Interaksi yang terjadi melalui media sosial tidak lagi satu arah seperti media publikasi konvensional. Setiap pihak kini bisa melakukan interaksi dua arah tanpa halangan. Alhasil, setiap orang bisa semakin kritis terhadap setiap informasi yang didapatkan. Kita semua mungkin sudah mengetahui tentang manfaat media sosial salah satunya sebagai sarana belajar, mendengarkan dan menyampaikan informasi. Dan juga sebagai sarana dokumentasi, administrasi, integrasi dan masih banyak lagi yang lain.
Melihat dampak dari media sosial ini sangatlah banyak mulai dari dampak positif hingga dampak negatif. Adapun dampak positif dari media sosial yaitu memperluas pertemanan dan pergaulan, lebih mudah dalam mengekspresikan diri, lebih mudah cepat tersebarnya berbagai informasi.
Sedangkan dampak negatif media sosial salah satunya bisa menyebabkan adanya konflik dikarenakan banyak nya informasi yang tertuang di dalam media sosial sehingga muncul perbedaan tanggapan tentang informasi tersebut. Ataupun misalnya berkata dan menulis di media sosial dengan sengaja atau tidak sengaja yang sekiranya bisa menyebabkan seseorang atau salah satu pihak maupun kelompok menjadi tersinggung. Hal itulah yang memicu adanya konflik di media sosial.
Berbicara tentang konflik banyak sekali motif konflik di media sosial dengan berbagai macam latar belakang, seperti konflik beragama yang terjadi pada tahun 2016 tentang kasus penistaan agama oleh Ahok sehingga divonis dua tahun penjara.
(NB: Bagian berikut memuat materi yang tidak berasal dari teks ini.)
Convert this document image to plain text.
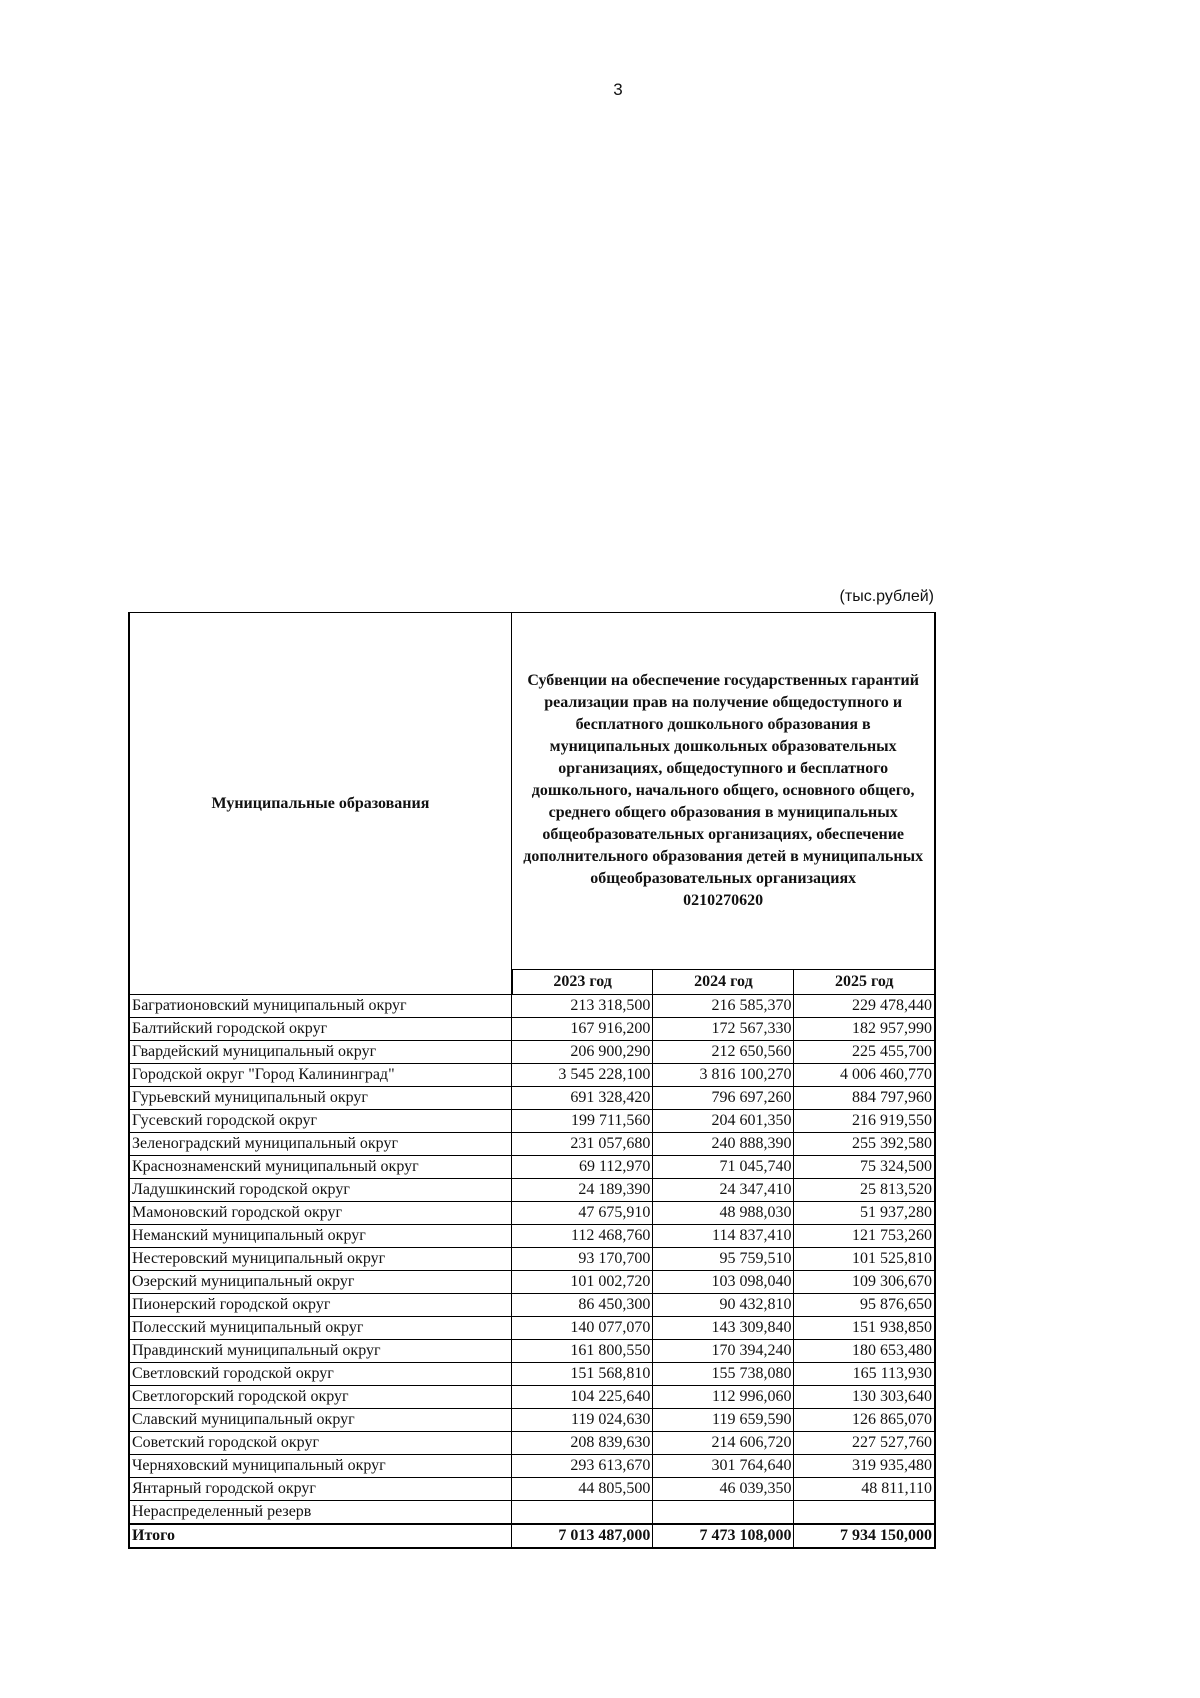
3
(тыс.рублей)
Муниципальные образования	Субвенции на обеспечение государственных гарантий реализации прав на получение общедоступного и бесплатного дошкольного образования в муниципальных дошкольных образовательных организациях, общедоступного и бесплатного дошкольного, начального общего, основного общего, среднего общего образования в муниципальных общеобразовательных организациях, обеспечение дополнительного образования детей в муниципальных общеобразовательных организациях
0210270620		

	2023 год	2024 год	2025 год
Багратионовский муниципальный округ	213 318,500	216 585,370	229 478,440
Балтийский городской округ	167 916,200	172 567,330	182 957,990
Гвардейский муниципальный округ	206 900,290	212 650,560	225 455,700
Городской округ "Город Калининград"	3 545 228,100	3 816 100,270	4 006 460,770
Гурьевский муниципальный округ	691 328,420	796 697,260	884 797,960
Гусевский городской округ	199 711,560	204 601,350	216 919,550
Зеленоградский муниципальный округ	231 057,680	240 888,390	255 392,580
Краснознаменский муниципальный округ	69 112,970	71 045,740	75 324,500
Ладушкинский городской округ	24 189,390	24 347,410	25 813,520
Мамоновский городской округ	47 675,910	48 988,030	51 937,280
Неманский муниципальный округ	112 468,760	114 837,410	121 753,260
Нестеровский муниципальный округ	93 170,700	95 759,510	101 525,810
Озерский муниципальный округ	101 002,720	103 098,040	109 306,670
Пионерский городской округ	86 450,300	90 432,810	95 876,650
Полесский муниципальный округ	140 077,070	143 309,840	151 938,850
Правдинский муниципальный округ	161 800,550	170 394,240	180 653,480
Светловский городской округ	151 568,810	155 738,080	165 113,930
Светлогорский городской округ	104 225,640	112 996,060	130 303,640
Славский муниципальный округ	119 024,630	119 659,590	126 865,070
Советский городской округ	208 839,630	214 606,720	227 527,760
Черняховский муниципальный округ	293 613,670	301 764,640	319 935,480
Янтарный городской округ	44 805,500	46 039,350	48 811,110
Нераспределенный резерв			
Итого	7 013 487,000	7 473 108,000	7 934 150,000
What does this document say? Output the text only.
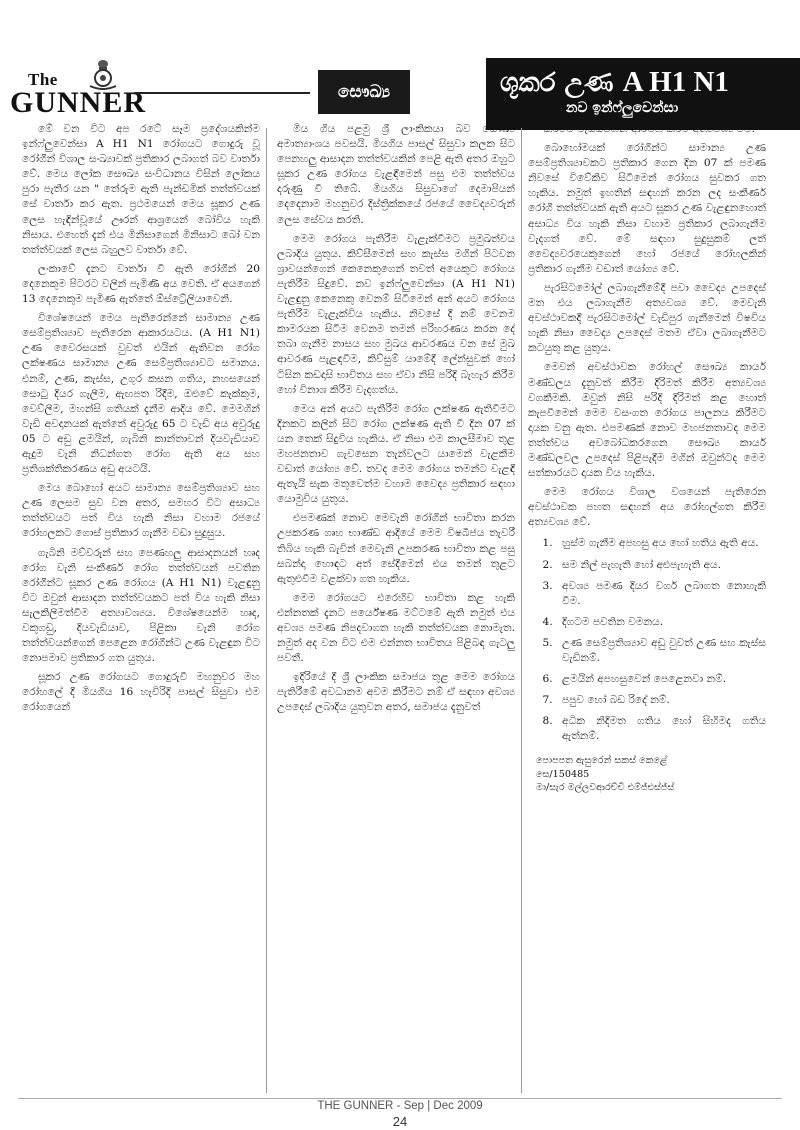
The
GUNNER	සෞඛ්‍ය	ශූකර උණ A H1 N1
නව ඉන්ෆ්ලුවෙන්සා

මේ වන විට අප රටේ සෑම ප්‍රදේශයකින්ම ඉන්ෆ්ලුවෙන්සා A H1 N1 රෝගයට ගොදුරු වූ රෝගීන් විශාල සංඛ්‍යාවක් ප්‍රතිකාර ලබාගත් බව වාර්තා වේ. මෙය ලෝක සෞඛ්‍ය සංවිධානය විසින් ලෝකය පුරා පැතිර යන " තේරුම ඇති පැන්ඩමික් තත්ත්වයක් සේ වාර්තා කර ඇත. ප්‍රථමයෙන් මෙය සූකර උණ ලෙස හැඳින්වූයේ ඌරන් ආශ්‍රයෙන් බෝවිය හැකි නිසාය. එහෙත් දැන් එය මිනිසාගෙන් මිනිසාට බෝ වන තත්ත්වයක් ලෙස බහුලව වාර්තා වේ.

ලංකාවේ දැනට වාර්තා වී ඇති රෝගීන් 20 දෙනෙකුම පිටරට වලින් පැමිණි අය වෙති. ඒ අයගෙන් 13 දෙනෙකුම පැමිණ ඇත්තේ ඕස්ට්‍රේලියාවෙනි.

විශේෂයෙන් මෙය පැතිරෙන්නේ සාමාන්‍ය උණ සෙම්ප්‍රතිශ්‍යාව පැතිරෙන ආකාරයටය. (A H1 N1) උණ වෛරසයක් වුවත් එයින් ඇතිවන රෝග ලක්ෂණය සාමාන්‍ය උණ සෙම්ප්‍රතිශ්‍යාවට සමානය. එනම්, උණ, කැස්ස, උගුර කසන ගතිය, නහසයෙන් සොටු දියර ගැලීම, ඇඟපත රිදීම, ඔළුවේ කැක්කුම, වෙව්ලීම, මහන්සි ගතියක් දැනීම ආදිය වේ. මෙමගින් වැඩි අවදානයක් ඇත්තේ අවුරුදු 65 ට වැඩි අය අවුරුදු 05 ට අඩු ළමයින්, ගැබිනි කාන්තාවන් දියවැඩියාව ඇදුම වැනි නිධන්ගත රෝග ඇති අය සහ ප්‍රතිශක්තිකරණය අඩු අයටයි.

මෙය බොහෝ අයට සාමාන්‍ය සෙම්ප්‍රතිශ්‍යාව සහ උණ ලෙසම සුව වන අතර, සමහර විට අසාධ්‍ය තත්ත්වයට පත් විය හැකි නිසා වහාම රජයේ රෝහලකට ගොස් ප්‍රතිකාර ගැනීම වඩා සුදුසුය.

ගැබිනි මව්වරුන් සහ පෙණහලු ආසාදනයන් හෘද රෝග වැනි සංකීර්ණ රෝග තත්ත්වයන් පවතින රෝගීන්ට සූකර උණ රෝගය (A H1 N1) වැළඳුනු විට ඔවුන් ආසාදන තත්ත්වයකට පත් විය හැකි නිසා සැලකිලිමත්වීම අත්‍යාවශ්‍යය. විශේෂයෙන්ම හෘද, වකුගඩු, දියවැඩියාව, පිළිකා වැනි රෝග තත්ත්වයන්ගෙන් පෙළෙන රෝගීන්ට උණ වැළඳුන විට නොපමාව ප්‍රතිකාර ගත යුතුය.

සූකර උණ රෝගයට ගොදුරුවී මහනුවර මහ රෝහලේ දී මියගිය 16 හැවිරිදි පාසල් සිසුවා එම රෝගයෙන්

මිය ගිය පළමු ශ්‍රී ලාංකිකයා බව සෞඛ්‍ය අමාත්‍යාංශය පවසයි. මියගිය පාසල් සිසුවා කලක සිට පෙනහලු ආසාදන තත්ත්වයකින් පෙළි ඇති අතර ඔහුට සූකර උණ රෝගය වැළඳීමෙන් පසු එම තත්ත්වය දරුණු වී තිබේ. මියගිය සිසුවාගේ දෙමාපියන් දෙදෙනාම මහනුවර දිස්ත්‍රික්කයේ රජයේ වෛද්‍යවරුන් ලෙස සේවය කරති.

මෙම රෝගය පැතිරීම වැළැක්වීමට ප්‍රමුඛත්වය ලබාදිය යුතුය. කිව්සීමෙන් සහ කැස්ස මගින් පිටවන ශ්‍රාවයන්ගෙන් කෙනෙකුගෙන් තවත් අයෙකුට රෝගය පැතිරීම සිදුවේ. නව ඉන්ෆ්ලුවෙන්සා (A H1 N1) වැළඳුනු කෙනෙකු වෙනම් සිටීමෙන් අන් අයට රෝගය පැතිරීම වැළැක්විය හැකිය. නිවසේ දී නම් වෙනම කාමරයක සිටීම වෙනම තමන් පරිහරණය කරන දේ තබා ගැනීම නාසය සහ මුඛය ආවරණය වන සේ මුඛ ආවරණ පැළඳවීම, කිව්සුම් යාමේදී ලේන්සුවක් හෝ ටිසින කඩදාසි භාවිතය සහ ඒවා නිසි පරිදි බැහැර කිරීම හෝ විනාශ කිරීම වැදගත්ය.

මෙය අන් අයට පැතිරීම රෝග ලක්ෂණ ඇතිවීමට දිනකට කලින් සිට රෝග ලක්ෂණ ඇති වී දින 07 ක් යන තෙක් සිදුවිය හැකිය. ඒ නිසා එම කාලසීමාව තුළ මහජනතාව ගැවසෙන තැන්වලට යාමෙන් වැළකීම වඩාත් යෝග්‍ය වේ. තවද මෙම රෝගය තමන්ට වැළඳී ඇතැයි සැක මතුවෙත්ම වහාම වෛද්‍ය ප්‍රතිකාර සඳහා යොමුවිය යුතුය.

එපමණක් නොව මෙවැනි රෝගීන් භාවිතා කරන උපකරණ ගෘහ භාණ්ඩ ආදියේ මෙම විෂබීජය තැවරී තිබිය හැකි බැවින් මෙවැනි උපකරණ භාවිතා කළ පසු සබන්දා හොඳට අත් සේදීමෙන් එය තමන් තුළට ඇතුළුවීම වළක්වා ගත හැකිය.

මෙම රෝගයට එරෙහිව භාවිතා කළ හැකි එන්නතක් දැනට පර්යේෂණ මට්ටමේ ඇති නමුත් එය අවශ්‍ය පමණ නිපදවාගත හැකි තත්ත්වයක නොමැත. නමුත් අද වන විට එම එන්නත භාවිතය පිළිබඳ ගැටලු පවතී.

ඉදිරියේ දී ශ්‍රී ලාංකික සමාජය තුළ මෙම රෝගය පැතිරීමේ අවධානම අවම කිරීමට නම් ඒ සඳහා අවශ්‍ය උපදෙස් ලබාදිය යුතුවන අතර, සමාජය දැනුවත්

කිරීමේ වැඩසටහන් ආරම්භ කිරීම අත්‍යවශ්‍ය වේ.

බොහෝමයක් රෝගීන්ට සාමාන්‍ය උණ සෙම්ප්‍රතිශ්‍යාවකට ප්‍රතිකාර ගෙන දින 07 ක් පමණ නිවසේ විවේකිව සිටීමෙන් රෝගය සුවකර ගත හැකිය. නමුත් ඉහතින් සඳහන් කරන ලද සංකීර්ණ රෝගී තත්ත්වයක් ඇති අයට සූකර උණ වැළඳුනහොත් අසාධ්‍ය විය හැකි නිසා වහාම ප්‍රතිකාර ලබාගැනීම වැදගත් වේ. මේ සඳහා සුදුසුකම් ලත් වෛද්‍යවරයෙකුගෙන් හෝ රජයේ රෝහලකින් ප්‍රතිකාර ගැනීම වඩාත් යෝග්‍ය වේ.

පැරසිටමෝල් ලබාගැනීමේදී පවා වෛද්‍ය උපදෙස් මත එය ලබාගැනීම අත්‍යවශ්‍ය වේ. මෙවැනි අවස්ථාවකදී පැරසිටමෝල් වැඩිපුර ගැනීමෙන් විෂවිය හැකි නිසා වෛද්‍ය උපදෙස් මතම ඒවා ලබාගැනීමට කටයුතු කළ යුතුය.

මෙවන් අවස්ථාවක රෝහල් සෞඛ්‍ය කාර්ය මණ්ඩලය දැනුවත් කිරීම දිරිමත් කිරීම අත්‍යවශ්‍ය වගකීමකි. ඔවුන් නිසි පරිදි දිරිමත් කළ හොත් කැපවීමෙන් මෙම වසංගත රෝගය පාලනය කිරීමට දායක වනු ඇත. එපමණක් නොව මහජනතාවද මෙම තත්ත්වය අවබෝධකරගෙන සෞඛ්‍ය කාර්ය මණ්ඩලවල උපදෙස් පිළිපැදීම මගින් ඔවුන්ටද මෙම සත්කාරයට දායක විය හැකිය.

මෙම රෝගය විශාල වශයෙන් පැතිරෙන අවස්ථාවක පහත සඳහන් අය රෝහල්ගත කිරීම අත්‍යවශ්‍ය වේ.

1. හුස්ම ගැනීම අපහසු අය හෝ හතිය ඇති අය.
2. සම නිල් පැහැති හෝ අළුපැහැති අය.
3. අවශ්‍ය පමණ දියර වර්ග ලබාගත නොහැකි වීම.
4. දිගටම පවතින වමනය.
5. උණ සෙම්ප්‍රතිශ්‍යාව අඩු වුවත් උණ සහ කැස්ස වැඩිනම්.
6. ළමයින් අපහසුවෙන් පෙළෙනවා නම්.
7. පපුව හෝ බඩ රිදේ නම්.
8. අධික නිදිමත ගතිය හෝ සිහිමද ගතිය ඇත්නම්.
පොපපත ඇසුරෙන් සකස් කෙළේ
සෙ/150485
මා/සැර මල්ලවආරච්චි එම්ජ්එස්ජ්ස්
THE GUNNER - Sep | Dec 2009
24
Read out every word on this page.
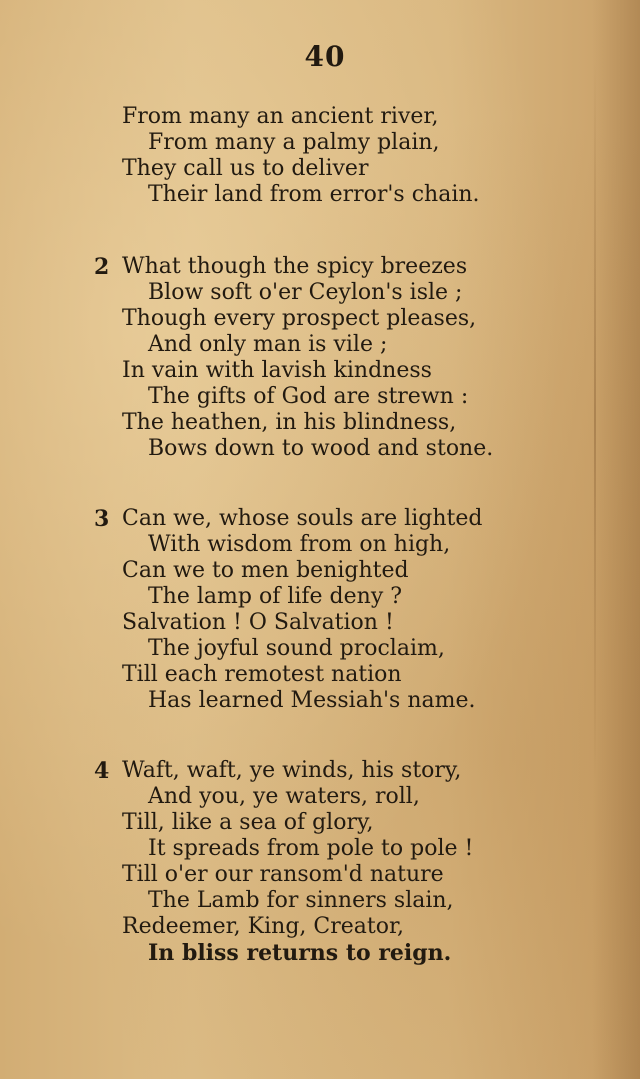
40
From many an ancient river,
From many a palmy plain,
They call us to deliver
Their land from error's chain.
2 What though the spicy breezes
Blow soft o'er Ceylon's isle ;
Though every prospect pleases,
And only man is vile ;
In vain with lavish kindness
The gifts of God are strewn :
The heathen, in his blindness,
Bows down to wood and stone.
3 Can we, whose souls are lighted
With wisdom from on high,
Can we to men benighted
The lamp of life deny ?
Salvation ! O Salvation !
The joyful sound proclaim,
Till each remotest nation
Has learned Messiah's name.
4 Waft, waft, ye winds, his story,
And you, ye waters, roll,
Till, like a sea of glory,
It spreads from pole to pole !
Till o'er our ransom'd nature
The Lamb for sinners slain,
Redeemer, King, Creator,
In bliss returns to reign.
Latar belakang kasus ini bermula ketika Ahok melakukan kunjungan kerja di Kepulauan Seribu Jakarta, pada 27 September 2016 lalu. Di sana dia menggelar dialog bersama beberapa masyarakat setempat, sekaligus menebar 4000 benih ikan. Dalam sebuah video resmi Ahok meminta warga supaya tidak khawatir terhadap kebijakan yang diambil pemerintahannya jika tidak terpilih kembali. Namun dia menyisipkan surah Al-Maidah ayat 51.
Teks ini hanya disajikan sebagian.